I Currently Perfrom A Complete Landscaping Service For A Hotel On The North Shore In Massachusetts, It Is My First Season With A Property Of This Size. They Are Putting The Plowing Out To Bid And They Have A Specific Criteria. 1. 2inch Trigger, 2. 3 To 1 Salt/sand, 3. Two Trucks And Atleast One Bobcat With A Snow Pusher, 4. 100 Inche Seasonal Bid Including All Loader Services. It Is Rather Diffictult In My Head With The Loader Fees Because We Could Either Make Out Big Pr Loose Our Shirt Depending On If We Have A Wild Or Mild Winter. Ive Heard Rumor Its About A 60,000 Dollar Seasonal Contract But Is It Worth It To Go Into A 1 Yr Contract At Your Farest Possible Rate Or Do It To Make A Living Because They Are Leaving Absolutley No Leway For Blizzard Conditions Or Anything Its One Flat Fee For The Hole Yr No Extras. There Are 2 Parcking Lots About 1000 Ft By 500ft And Aproximatley 3/4 Mile In An Access Road That Circles The Hotel That Would Also Need To Be Kept Up. Keep In Mind The Property Is Decentley Sloped. Am I In The Right Ball Park Price Wise???? HOW WOULD YOU PRICE EACH TRUCK AND A SKIDSTEER FOR A 100 INCH TOTAL? AND SANDING AS WELL??


----------



## SnowGuy73 (Apr 7, 2003)

Do you have all the equiptment you need or do you have to rent/ subcontract?


----------



## DESTEFANO3782 (Aug 8, 2005)

i have to 2500 dodge ram quadcab trucks and an s300 bobcat with a blizzard 810. i might need one sub so i can make sure i can stay on top of it while keeping my other little jobs up to par


----------



## earnies2 (Feb 20, 2003)

Lets start with some info? 
1, Are the lots open or chopped up with islands
2, Is their ample space to put the snow or does it need to be removed?
3, Are you responsible for Any walkways?
4, What are their requirements for insurance?
5, are they open all night (if yes are they busy)?
6, Do you have your own sand and salt?
7, Is the property lit up at night?
8, And last but not least why are they putting it out to bid?(maby they didn't pay the last contractor and he quit...maby he bid it wrong and lost his a$$...Bidding by the year isn't the best thing If we get buried you loose If it doesn't snow they think you owe them a refund? i always bid my contracts by the storm up to 6" than by the inch after that it snows they pay it doesn't snow they don't pay remenber we average 44" inches of snow each year the last 3 have been great!!!!!

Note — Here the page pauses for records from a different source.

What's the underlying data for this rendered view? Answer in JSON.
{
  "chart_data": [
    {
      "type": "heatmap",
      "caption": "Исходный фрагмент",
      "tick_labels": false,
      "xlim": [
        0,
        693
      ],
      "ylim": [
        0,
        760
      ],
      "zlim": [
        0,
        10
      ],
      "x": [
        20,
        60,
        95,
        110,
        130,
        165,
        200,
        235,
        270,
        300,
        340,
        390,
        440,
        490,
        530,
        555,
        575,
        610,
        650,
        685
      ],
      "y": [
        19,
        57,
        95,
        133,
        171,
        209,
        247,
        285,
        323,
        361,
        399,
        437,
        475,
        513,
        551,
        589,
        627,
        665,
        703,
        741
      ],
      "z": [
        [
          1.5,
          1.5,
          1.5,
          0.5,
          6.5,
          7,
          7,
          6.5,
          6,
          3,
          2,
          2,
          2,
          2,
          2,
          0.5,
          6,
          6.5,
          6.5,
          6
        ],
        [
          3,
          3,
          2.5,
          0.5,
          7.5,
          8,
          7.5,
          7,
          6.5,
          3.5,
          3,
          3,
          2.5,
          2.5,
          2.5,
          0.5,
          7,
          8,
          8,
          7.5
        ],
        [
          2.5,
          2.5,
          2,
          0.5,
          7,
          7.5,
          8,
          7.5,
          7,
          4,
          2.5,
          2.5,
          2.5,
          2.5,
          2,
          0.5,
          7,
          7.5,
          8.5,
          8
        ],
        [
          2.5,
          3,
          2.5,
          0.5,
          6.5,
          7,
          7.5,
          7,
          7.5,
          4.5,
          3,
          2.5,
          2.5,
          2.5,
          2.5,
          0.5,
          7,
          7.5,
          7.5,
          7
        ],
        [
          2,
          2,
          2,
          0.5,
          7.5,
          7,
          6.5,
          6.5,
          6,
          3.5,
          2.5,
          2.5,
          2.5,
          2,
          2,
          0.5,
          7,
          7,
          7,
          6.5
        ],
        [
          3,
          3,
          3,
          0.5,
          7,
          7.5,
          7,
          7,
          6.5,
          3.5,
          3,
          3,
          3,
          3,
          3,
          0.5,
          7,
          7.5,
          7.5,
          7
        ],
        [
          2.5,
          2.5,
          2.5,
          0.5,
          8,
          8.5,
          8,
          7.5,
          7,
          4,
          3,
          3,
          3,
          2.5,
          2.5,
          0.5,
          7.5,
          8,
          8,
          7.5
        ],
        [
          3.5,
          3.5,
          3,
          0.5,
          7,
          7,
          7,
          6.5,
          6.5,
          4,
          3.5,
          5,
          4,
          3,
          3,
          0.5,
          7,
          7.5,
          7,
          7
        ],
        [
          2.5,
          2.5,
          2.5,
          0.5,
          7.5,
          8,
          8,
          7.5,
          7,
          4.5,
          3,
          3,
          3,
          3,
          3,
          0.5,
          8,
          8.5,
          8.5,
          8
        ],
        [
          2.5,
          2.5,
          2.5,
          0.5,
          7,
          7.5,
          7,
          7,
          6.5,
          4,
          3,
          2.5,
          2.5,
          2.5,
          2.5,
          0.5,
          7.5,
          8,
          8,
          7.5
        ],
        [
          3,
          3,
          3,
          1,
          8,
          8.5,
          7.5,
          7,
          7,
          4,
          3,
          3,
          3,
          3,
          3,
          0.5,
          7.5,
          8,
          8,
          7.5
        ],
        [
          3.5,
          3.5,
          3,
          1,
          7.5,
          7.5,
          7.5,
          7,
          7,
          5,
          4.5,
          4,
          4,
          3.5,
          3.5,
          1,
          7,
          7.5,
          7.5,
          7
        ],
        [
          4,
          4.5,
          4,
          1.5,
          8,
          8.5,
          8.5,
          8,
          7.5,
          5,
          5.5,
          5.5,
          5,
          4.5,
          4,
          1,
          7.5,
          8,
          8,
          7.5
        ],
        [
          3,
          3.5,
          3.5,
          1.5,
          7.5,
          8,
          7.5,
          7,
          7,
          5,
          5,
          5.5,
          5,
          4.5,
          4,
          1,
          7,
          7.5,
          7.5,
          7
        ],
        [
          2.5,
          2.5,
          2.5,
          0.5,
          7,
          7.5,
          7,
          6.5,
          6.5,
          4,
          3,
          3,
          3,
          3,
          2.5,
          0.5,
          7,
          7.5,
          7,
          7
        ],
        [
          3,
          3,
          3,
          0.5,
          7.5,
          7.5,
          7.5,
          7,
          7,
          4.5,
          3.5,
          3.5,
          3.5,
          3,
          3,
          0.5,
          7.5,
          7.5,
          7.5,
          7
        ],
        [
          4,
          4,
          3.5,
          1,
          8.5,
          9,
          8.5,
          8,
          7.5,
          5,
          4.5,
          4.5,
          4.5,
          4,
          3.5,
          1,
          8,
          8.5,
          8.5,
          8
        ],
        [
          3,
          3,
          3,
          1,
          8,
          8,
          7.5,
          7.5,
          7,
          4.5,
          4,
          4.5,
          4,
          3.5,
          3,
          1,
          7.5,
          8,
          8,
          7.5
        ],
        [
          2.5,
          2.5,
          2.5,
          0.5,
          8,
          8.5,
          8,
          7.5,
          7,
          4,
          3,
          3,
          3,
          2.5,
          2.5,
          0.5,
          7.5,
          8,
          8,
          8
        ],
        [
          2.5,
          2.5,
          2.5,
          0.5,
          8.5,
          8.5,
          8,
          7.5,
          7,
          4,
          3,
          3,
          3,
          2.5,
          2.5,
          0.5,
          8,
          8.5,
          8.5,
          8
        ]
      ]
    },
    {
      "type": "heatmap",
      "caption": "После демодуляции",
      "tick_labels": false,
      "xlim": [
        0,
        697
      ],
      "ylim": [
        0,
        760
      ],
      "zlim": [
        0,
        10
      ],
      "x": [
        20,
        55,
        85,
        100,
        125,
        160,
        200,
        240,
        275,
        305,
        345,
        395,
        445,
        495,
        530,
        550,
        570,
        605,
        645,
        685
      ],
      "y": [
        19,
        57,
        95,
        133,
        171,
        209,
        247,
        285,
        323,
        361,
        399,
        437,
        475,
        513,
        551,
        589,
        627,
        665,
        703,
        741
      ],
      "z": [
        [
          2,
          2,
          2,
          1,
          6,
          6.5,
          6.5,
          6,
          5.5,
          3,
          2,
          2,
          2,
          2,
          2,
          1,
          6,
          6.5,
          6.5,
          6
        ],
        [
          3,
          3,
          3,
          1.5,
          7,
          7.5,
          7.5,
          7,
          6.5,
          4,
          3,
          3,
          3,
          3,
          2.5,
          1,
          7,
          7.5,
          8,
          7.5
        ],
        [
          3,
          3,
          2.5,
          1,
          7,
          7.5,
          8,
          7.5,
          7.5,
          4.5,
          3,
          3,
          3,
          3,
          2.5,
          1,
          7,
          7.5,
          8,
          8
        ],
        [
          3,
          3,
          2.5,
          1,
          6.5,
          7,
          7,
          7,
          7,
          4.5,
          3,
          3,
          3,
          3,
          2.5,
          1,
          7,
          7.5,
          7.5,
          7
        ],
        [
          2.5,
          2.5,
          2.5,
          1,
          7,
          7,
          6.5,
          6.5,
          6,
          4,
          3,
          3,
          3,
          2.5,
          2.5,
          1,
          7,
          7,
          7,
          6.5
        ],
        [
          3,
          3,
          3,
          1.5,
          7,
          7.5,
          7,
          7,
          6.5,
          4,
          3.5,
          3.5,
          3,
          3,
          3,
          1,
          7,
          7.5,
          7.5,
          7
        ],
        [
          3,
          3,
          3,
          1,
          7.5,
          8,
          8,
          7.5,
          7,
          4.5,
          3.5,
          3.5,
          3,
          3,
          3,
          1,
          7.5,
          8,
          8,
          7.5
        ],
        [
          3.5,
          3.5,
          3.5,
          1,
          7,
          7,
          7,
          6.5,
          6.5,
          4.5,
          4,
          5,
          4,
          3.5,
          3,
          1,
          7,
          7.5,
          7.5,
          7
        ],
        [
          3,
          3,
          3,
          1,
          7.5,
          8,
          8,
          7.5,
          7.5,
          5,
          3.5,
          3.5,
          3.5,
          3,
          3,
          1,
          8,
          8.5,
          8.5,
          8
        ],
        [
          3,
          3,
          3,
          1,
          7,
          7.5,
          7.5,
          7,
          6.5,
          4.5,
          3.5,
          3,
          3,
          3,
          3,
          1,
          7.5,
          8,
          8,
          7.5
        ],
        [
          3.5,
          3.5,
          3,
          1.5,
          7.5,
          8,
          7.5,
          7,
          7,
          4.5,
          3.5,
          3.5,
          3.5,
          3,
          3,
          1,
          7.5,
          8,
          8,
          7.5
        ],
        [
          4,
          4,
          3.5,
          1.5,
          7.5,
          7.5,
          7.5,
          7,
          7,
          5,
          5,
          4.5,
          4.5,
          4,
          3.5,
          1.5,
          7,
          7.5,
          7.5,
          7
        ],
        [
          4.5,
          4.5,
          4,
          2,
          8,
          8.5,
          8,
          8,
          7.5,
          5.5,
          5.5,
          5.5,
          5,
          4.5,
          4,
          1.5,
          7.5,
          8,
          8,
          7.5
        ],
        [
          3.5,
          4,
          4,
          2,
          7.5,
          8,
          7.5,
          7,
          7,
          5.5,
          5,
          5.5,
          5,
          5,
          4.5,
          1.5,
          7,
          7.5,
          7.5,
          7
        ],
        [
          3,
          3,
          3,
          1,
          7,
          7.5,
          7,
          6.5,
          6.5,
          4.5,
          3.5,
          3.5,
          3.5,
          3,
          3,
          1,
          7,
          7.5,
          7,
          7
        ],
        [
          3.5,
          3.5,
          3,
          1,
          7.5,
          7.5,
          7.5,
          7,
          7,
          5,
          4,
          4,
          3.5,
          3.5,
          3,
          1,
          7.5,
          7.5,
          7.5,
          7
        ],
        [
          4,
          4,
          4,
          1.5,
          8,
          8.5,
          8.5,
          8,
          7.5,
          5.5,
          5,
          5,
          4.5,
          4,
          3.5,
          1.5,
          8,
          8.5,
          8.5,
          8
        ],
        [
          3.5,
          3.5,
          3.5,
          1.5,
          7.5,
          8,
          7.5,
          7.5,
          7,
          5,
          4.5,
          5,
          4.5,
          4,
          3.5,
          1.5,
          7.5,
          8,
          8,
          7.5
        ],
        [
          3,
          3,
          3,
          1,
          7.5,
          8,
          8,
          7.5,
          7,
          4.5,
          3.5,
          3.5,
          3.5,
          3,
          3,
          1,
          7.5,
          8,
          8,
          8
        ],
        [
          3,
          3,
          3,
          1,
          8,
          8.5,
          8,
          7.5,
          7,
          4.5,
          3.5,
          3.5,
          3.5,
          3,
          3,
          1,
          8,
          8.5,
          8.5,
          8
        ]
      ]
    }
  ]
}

By the way I just bought a 8611 low pro and i was told it will be delivered in mid October i cant weight


----------



## DESTEFANO3782 (Aug 8, 2005)

Its All Open Parkin Lots With Only A Few Islands
Its A Hotel So Its Open All Night And People Are In And Out
The Land Is Not Flat So Will Need To Be Salted Probly Everytime We Have Alittle Met During The Day
It Is Lit And Plenty Of Room For Snow Stacking
I Do Have All My Own Equipment Aswell As Salt/sand Mix
ITS UP FOR BID BECAUSE ITS A NEW OWNER AND THEY USED TO HAVE THERE OWN MAINTENANCE ON STAFF FULL TIME BUT THE EQUIPMENT JUST CANT STAY UP WITH OUR NEW ENGLAND STORMS LATELY


----------